Hassasiyet giderici diş macunları, şikayetleri azaltıyor
En genel, profesyonel olarak önerilen, hassas dişe yalnız uygulama kolaylığı sunan hassasiyet giderici diş macunları, potasyum tuzları içerenlerdir. Potasyum tuzları mine ve diş dentin dokusundan kolayca geçerek birkaç dakika içinde dişin canlı sinir dokusuna ulaşır. Çoğunlukla potasyum bazlı hassasiyet giderici diş macunları diş dokusunu korumak için flor içerir aynı zamanda bazıları da değişik tatlar, beyazlatma özelliği, tartar kontrolü ve karbonat içerikli olarak tüketiciye sunulur.
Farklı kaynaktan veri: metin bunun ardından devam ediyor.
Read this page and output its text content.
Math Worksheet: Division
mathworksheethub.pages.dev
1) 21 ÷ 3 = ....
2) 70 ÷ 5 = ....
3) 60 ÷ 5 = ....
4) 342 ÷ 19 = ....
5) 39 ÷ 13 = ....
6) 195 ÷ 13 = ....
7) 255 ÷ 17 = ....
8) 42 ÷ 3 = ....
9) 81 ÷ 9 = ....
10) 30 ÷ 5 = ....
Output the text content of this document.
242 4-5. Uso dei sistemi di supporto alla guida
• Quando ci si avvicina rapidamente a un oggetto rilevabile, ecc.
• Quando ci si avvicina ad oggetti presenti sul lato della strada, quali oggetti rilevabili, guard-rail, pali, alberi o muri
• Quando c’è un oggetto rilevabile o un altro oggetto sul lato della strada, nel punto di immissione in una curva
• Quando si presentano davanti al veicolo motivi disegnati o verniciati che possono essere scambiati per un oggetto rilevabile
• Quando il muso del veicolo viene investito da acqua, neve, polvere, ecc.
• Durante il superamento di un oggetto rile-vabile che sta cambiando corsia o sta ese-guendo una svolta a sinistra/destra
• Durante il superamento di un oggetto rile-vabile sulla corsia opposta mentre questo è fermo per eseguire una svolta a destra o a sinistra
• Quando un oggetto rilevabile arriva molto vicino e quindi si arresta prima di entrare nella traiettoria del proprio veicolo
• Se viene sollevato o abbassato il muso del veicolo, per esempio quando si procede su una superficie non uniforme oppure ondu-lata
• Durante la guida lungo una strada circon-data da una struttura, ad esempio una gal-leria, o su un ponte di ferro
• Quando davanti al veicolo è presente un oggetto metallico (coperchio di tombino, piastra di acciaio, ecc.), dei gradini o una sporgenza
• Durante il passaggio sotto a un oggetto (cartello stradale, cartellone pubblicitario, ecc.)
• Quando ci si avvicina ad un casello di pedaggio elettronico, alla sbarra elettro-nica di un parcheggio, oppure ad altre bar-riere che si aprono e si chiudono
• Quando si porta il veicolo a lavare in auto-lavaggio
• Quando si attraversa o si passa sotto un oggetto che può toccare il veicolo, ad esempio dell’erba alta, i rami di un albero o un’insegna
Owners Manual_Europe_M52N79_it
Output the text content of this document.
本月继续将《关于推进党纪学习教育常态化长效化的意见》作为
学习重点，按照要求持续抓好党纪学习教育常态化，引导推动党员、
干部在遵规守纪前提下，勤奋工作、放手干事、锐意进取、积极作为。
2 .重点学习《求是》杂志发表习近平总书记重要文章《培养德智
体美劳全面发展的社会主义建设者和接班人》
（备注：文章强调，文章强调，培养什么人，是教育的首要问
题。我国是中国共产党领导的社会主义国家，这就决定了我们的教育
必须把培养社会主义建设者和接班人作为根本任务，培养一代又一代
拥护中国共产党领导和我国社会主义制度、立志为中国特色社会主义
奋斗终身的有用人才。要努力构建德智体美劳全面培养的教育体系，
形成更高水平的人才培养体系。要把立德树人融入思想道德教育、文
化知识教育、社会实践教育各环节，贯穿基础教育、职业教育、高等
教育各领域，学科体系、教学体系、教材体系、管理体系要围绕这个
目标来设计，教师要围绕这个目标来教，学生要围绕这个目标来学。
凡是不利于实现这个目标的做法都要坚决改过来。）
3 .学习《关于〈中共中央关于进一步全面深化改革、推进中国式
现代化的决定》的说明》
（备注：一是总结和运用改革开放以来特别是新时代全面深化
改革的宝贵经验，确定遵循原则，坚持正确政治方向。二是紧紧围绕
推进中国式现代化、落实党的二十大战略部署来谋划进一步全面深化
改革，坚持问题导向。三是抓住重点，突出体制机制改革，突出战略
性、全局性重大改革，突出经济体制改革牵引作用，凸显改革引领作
Kinik girişimlerde hassasiyet giderici etkili diş macunları günde iki kere ve yaklaşık iki hafta kullanım sonucunda hassasiyetin azalmasını sağlamış ve daha büyük etkileri de düzenli kullanımıyla gözlenmiştir. Bu arada hasta, üreticinin tavsiyesine de uyarak günde iki defa ağız hijyen uygulamasının bir parçası olarak fırçalamayı sürdürmelidir. Hastalara sürekli kullandıkları diş macununa benzer özellikler taşıyan hassasiyet giderici edici diş macunları önerildiğinde başarı oranı yükselecektir.

Tedaviyi ertelemeyin
Diş hekimi tüm olasılıkları gözden geçirmeli, doğru bir teşhis ve tedavi planı oluşturmalı ve buna göre hassasiyete sebep ve engel olan tüm faktörleri işaret eden bir tedavi stratejisi belirlemelidir. Tedaviler, hasta tarafından evinde restorasyon yapılan dişe uygulanan medikal materyallerden, pulpa extirpasyonu (kanal tedavisi) ve mukogingival (diş eti ameliyatları) cerrahiye kadar uzanır.

Hassasiyetin sıklığı ve şekli, tedavi seçenekleri arasındaki seçimi belirler. Restorasyon yapılmamış veya açık bir sorun patoloji bulunmayan kişilerde dişlerin kronik hassasiyet şikayeti çoğunlukla beklenmedik ve araştırılmaya muhtaç durumları işaret eder.

Diş dolguları sonrası görülen hassasiyet klinik olarak 2 hafta ile 8 hafta arası takip edilir. Hekim tarafından uygun görülürse bu süre beklenmeden de dolgular yenilenebilir.

Diş beyazlatması sırasında diş hassasiyetini engellemesi için uygulanan %5'lik potasyum nitrat flor jeli (diş macunu) gibi hassasiyet giderici materyaller oldukça etkili olmakta ve hastanın olay üzerindeki kontrolünü artırmaktadır.